Recently, Nesbitt Burns Securities Inc. and Citicorp closed securities that are backed by future credit card-related bills owed to Mexican banks.

Emerging market securitizations such as these are normally for investors with deep pockets or strong stomachs. But credit-rating agencies graded both deals AAA, chiefly because the offerings were insured against default by Capital Markets Assurance Corp.

Latin America is one of the hottest areas in the growing securitization market, and many American banks that 10 years ago were taking losses on loans in these countries are now busily trying to arrange securitizations for newly privatized companies seeking capital.

These deals shift the payment risk from banks to insurance companies and asset management firms that invest in them.

As these offerings come to market more regularly, investors say they expect more Latin American companies will have to ante up for insurance.

"People get nervous about these deals because there's no history of payments," said Robert Wang, portfolio manager at Bankers Trust New York Corp.'s global investment management unit, which has $70 billion of assets under management. "When they develop a history, people won't need the guarantee."

One of the Mexican credit card securitizations involved Bancomer. The $200 million deal was led by Nesbitt Burns, a U.S. affiliate of Bank of Montreal, which owns 16% of Bancomer.

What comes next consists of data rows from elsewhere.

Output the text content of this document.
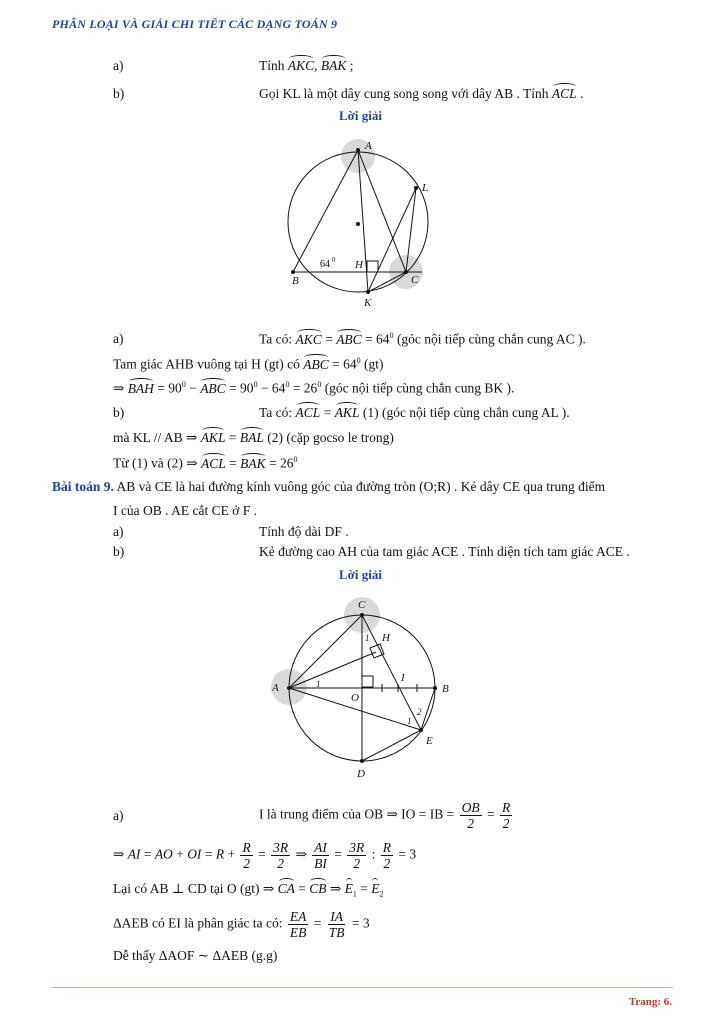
PHÂN LOẠI VÀ GIẢI CHI TIẾT CÁC DẠNG TOÁN 9
a)	Tính AKC, BAK ;
b)	Gọi KL là một dây cung song song với dây AB . Tính ACL .
Lời giải
A
B	C
K
L
H
64 0
a)	Ta có: AKC = ABC = $64^0$ (góc nội tiếp cùng chắn cung AC ).
Tam giác AHB vuông tại H (gt) có ABC = $64^0$ (gt)
⇒ BAH = $90^0$ − ABC = $90^0 - 64^0 = 26^0$ (góc nội tiếp cùng chắn cung BK ).
b)	Ta có: ACL = AKL (1) (góc nội tiếp cùng chắn cung AL ).
mà KL // AB ⇒ AKL = BAL (2) (cặp gocso le trong)
Từ (1) và (2) ⇒ ACL = BAK = $26^0$
Bài toán 9. AB và CE là hai đường kính vuông góc của đường tròn (O;R) . Kẻ dây CE qua trung điểm
I của OB . AE cắt CE ở F .
a)	Tính độ dài DF .
b)	Kẻ đường cao AH của tam giác ACE . Tính diện tích tam giác ACE .
Lời giải
C
A	B
D
E
O
I
H
1
1
1
2
a)	I là trung điểm của OB ⇒ IO = IB = $\frac{OB}{2} = \frac{R}{2}$
⇒ AI = AO + OI = $R + \frac{R}{2} = \frac{3R}{2}$ ⇒ $\frac{AI}{BI} = \frac{3R}{2}$ : $\frac{R}{2} = 3$
Lại có AB ⊥ CD tại O (gt) ⇒ CA = CB ⇒ $E_1 = E_2$
ΔAEB có EI là phân giác ta có: $\frac{EA}{EB} = \frac{IA}{TB} = 3$
Dễ thấy ΔAOF ∼ ΔAEB (g.g)
Trang: 6.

PAR Capital, a commercial paper conduit sponsored by Nesbitt Burns, bought the entire package.

The other deal involved Banamex. Officials at Citibank, which led the deal, declined to offer details.

American banks frequently sell credit card receivables on their books to investors for slightly higher yields than Treasuries. But Bancomer's credit card offering is a "future flow" deal. In other words, the transactions haven't yet been transacted.

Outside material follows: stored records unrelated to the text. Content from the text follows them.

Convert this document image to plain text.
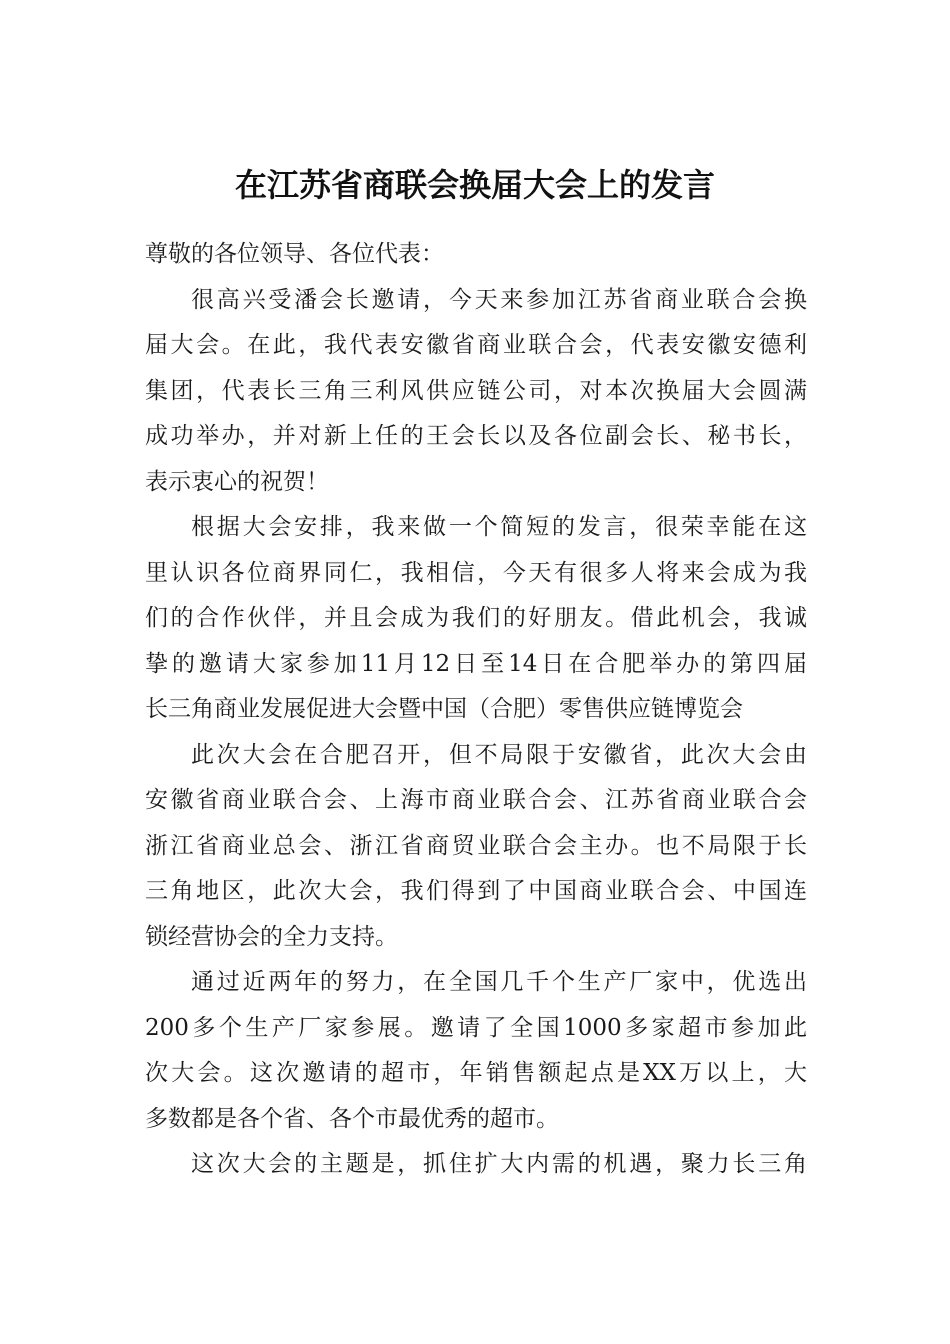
在江苏省商联会换届大会上的发言

尊敬的各位领导、各位代表：

很高兴受潘会长邀请，今天来参加江苏省商业联合会换
届大会。在此，我代表安徽省商业联合会，代表安徽安德利
集团，代表长三角三利风供应链公司，对本次换届大会圆满
成功举办，并对新上任的王会长以及各位副会长、秘书长，
表示衷心的祝贺！

根据大会安排，我来做一个简短的发言，很荣幸能在这
里认识各位商界同仁，我相信，今天有很多人将来会成为我
们的合作伙伴，并且会成为我们的好朋友。借此机会，我诚
挚的邀请大家参加11月12日至14日在合肥举办的第四届
长三角商业发展促进大会暨中国（合肥）零售供应链博览会

此次大会在合肥召开，但不局限于安徽省，此次大会由
安徽省商业联合会、上海市商业联合会、江苏省商业联合会
浙江省商业总会、浙江省商贸业联合会主办。也不局限于长
三角地区，此次大会，我们得到了中国商业联合会、中国连
锁经营协会的全力支持。

通过近两年的努力，在全国几千个生产厂家中，优选出
200多个生产厂家参展。邀请了全国1000多家超市参加此
次大会。这次邀请的超市，年销售额起点是XX万以上，大
多数都是各个省、各个市最优秀的超市。

这次大会的主题是，抓住扩大内需的机遇，聚力长三角
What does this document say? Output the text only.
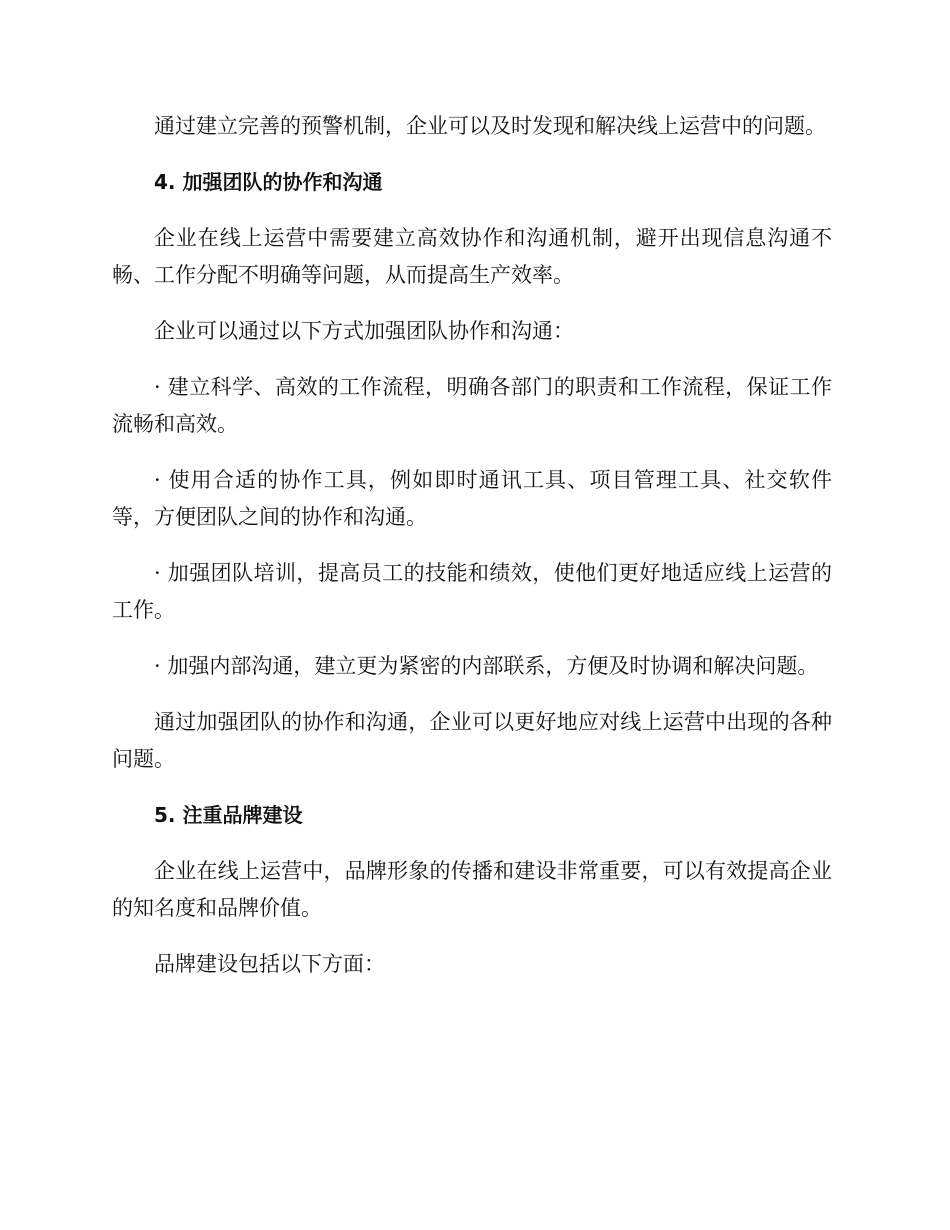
通过建立完善的预警机制，企业可以及时发现和解决线上运营中的问题。

4. 加强团队的协作和沟通

企业在线上运营中需要建立高效协作和沟通机制，避开出现信息沟通不畅、工作分配不明确等问题，从而提高生产效率。

企业可以通过以下方式加强团队协作和沟通：

· 建立科学、高效的工作流程，明确各部门的职责和工作流程，保证工作流畅和高效。

· 使用合适的协作工具，例如即时通讯工具、项目管理工具、社交软件等，方便团队之间的协作和沟通。

· 加强团队培训，提高员工的技能和绩效，使他们更好地适应线上运营的工作。

· 加强内部沟通，建立更为紧密的内部联系，方便及时协调和解决问题。

通过加强团队的协作和沟通，企业可以更好地应对线上运营中出现的各种问题。

5. 注重品牌建设

企业在线上运营中，品牌形象的传播和建设非常重要，可以有效提高企业的知名度和品牌价值。

品牌建设包括以下方面：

Because of the risk in other Latin American future-flow deals, such securities often offer investors yields up to 200 basis points higher than Treasuries with comparable maturities.

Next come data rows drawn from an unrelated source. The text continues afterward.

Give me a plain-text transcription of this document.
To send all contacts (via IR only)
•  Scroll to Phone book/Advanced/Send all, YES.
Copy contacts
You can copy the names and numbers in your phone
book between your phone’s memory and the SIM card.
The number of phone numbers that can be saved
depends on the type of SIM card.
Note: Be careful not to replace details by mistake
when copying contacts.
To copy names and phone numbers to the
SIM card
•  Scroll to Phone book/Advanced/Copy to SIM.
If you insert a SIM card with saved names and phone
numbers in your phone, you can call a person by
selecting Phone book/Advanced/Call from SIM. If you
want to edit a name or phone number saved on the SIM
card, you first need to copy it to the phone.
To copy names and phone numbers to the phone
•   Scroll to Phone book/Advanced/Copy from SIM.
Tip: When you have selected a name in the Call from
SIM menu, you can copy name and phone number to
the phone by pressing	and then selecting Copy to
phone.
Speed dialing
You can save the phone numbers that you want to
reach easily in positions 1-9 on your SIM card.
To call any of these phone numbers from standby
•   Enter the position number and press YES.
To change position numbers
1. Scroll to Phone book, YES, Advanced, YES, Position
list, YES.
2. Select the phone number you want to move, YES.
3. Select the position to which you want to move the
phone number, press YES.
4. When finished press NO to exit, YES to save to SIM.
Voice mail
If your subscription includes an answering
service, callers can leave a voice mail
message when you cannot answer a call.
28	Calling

But the insured securitization from Bancomer offered much lower risk and much lower return - only 30 points above the three-month London interbank offered rate.

"These would likely be B-rated deals without the guarantees," said Eric Rosensweig, vice president at CAPMAC, the credit guarantor. He said the yields of insured deals are so much lower that issuers can realize "a pretty significant savings" by paying up front for the guarantees.

The assets in both securitizations are expected to come from tourists and other visitors using American credit cards to pay for hotel rooms, airline tickets, and other amenities from Mexican companies who use Bancomer or Banamex.

After MasterCard or Visa receive payment for these purchases, they transfer the dollars to a master trust. Bancomer and Banamex then receive the dollars from the trust, enabling them to pay off the investors.

This complex process "is designed to mitigate transfer and convertibility risk," Mr. Rosensweig said.

Despite the high grades credit-rating agencies awarded the Bancomer and Banamex offerings, Mr. Wang of Bankers Trust said he is still wary of such deals, calling them "a little exotic for my taste."